Study plots happiness through heavy music
Extreme music like heavy metal can positively influence those experiencing anger, a new study has revealed.
The research goes against previous studies linking loud and chaotic music to aggression and delinquency, showing instead that listeners mostly became inspired and calmed.
“We found the music regulated sadness and enhanced positive emotions,” UQ School of Psychology researcher Leah Sharman said.
“When experiencing anger, extreme music fans liked to listen to music that could match their anger.
“The music helped them explore the full gamut of emotion they felt, but also left them feeling more active and inspired.
“Results showed levels of hostility, irritability and stress decreased after music was introduced, and the most significant change reported was the level of inspiration they felt.”
The study - published in Frontiers in Human Neuroscience - involved 39 regular listeners of extreme music, aged 18-34 years.

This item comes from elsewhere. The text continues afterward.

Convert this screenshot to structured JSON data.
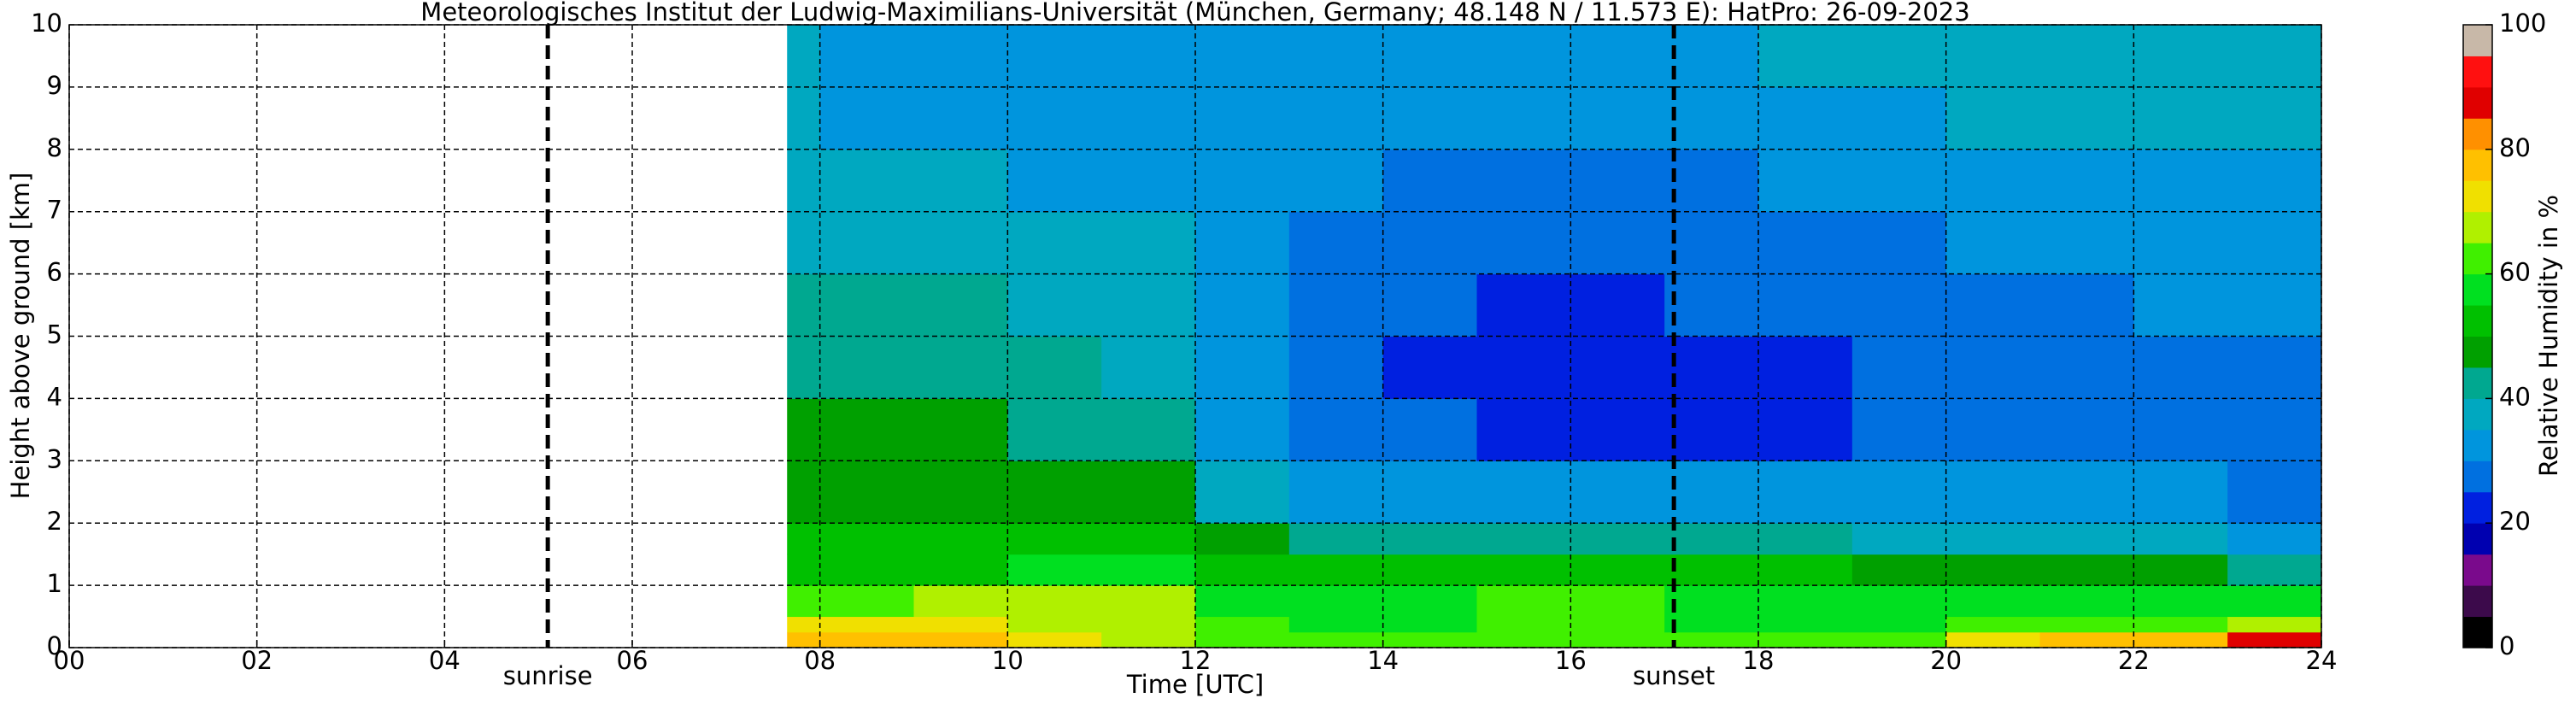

Participants were monitored during a baseline period and after a 16-minute “anger induction”, such as describing angering events in their life, with prompts on relationships, employment and finances.
Participants then spent 10 minutes listening to songs of their choice, or 10 minutes of silence, and were monitored once more.
The majority (74 per cent) of participants were Australian-born, the remainder were born in locations as diverse as Oman, Sweden, Indonesia, South Africa, New Caledonia, New Zealand and the USA.
“A secondary aim for the study was to see what music angry participants would select from their playlist,” Ms Sharman said.
“It was interesting that half of the chosen songs contained themes of anger or aggression, with the remainder containing themes like – though not limited to - isolation and sadness.
“Yet participants reported they used music to enhance their happiness, immerse themselves in feelings of love and enhance their well-being.
“All of the responses indicated that extreme music listeners appear to use their choice of music for positive self-regulatory purposes.”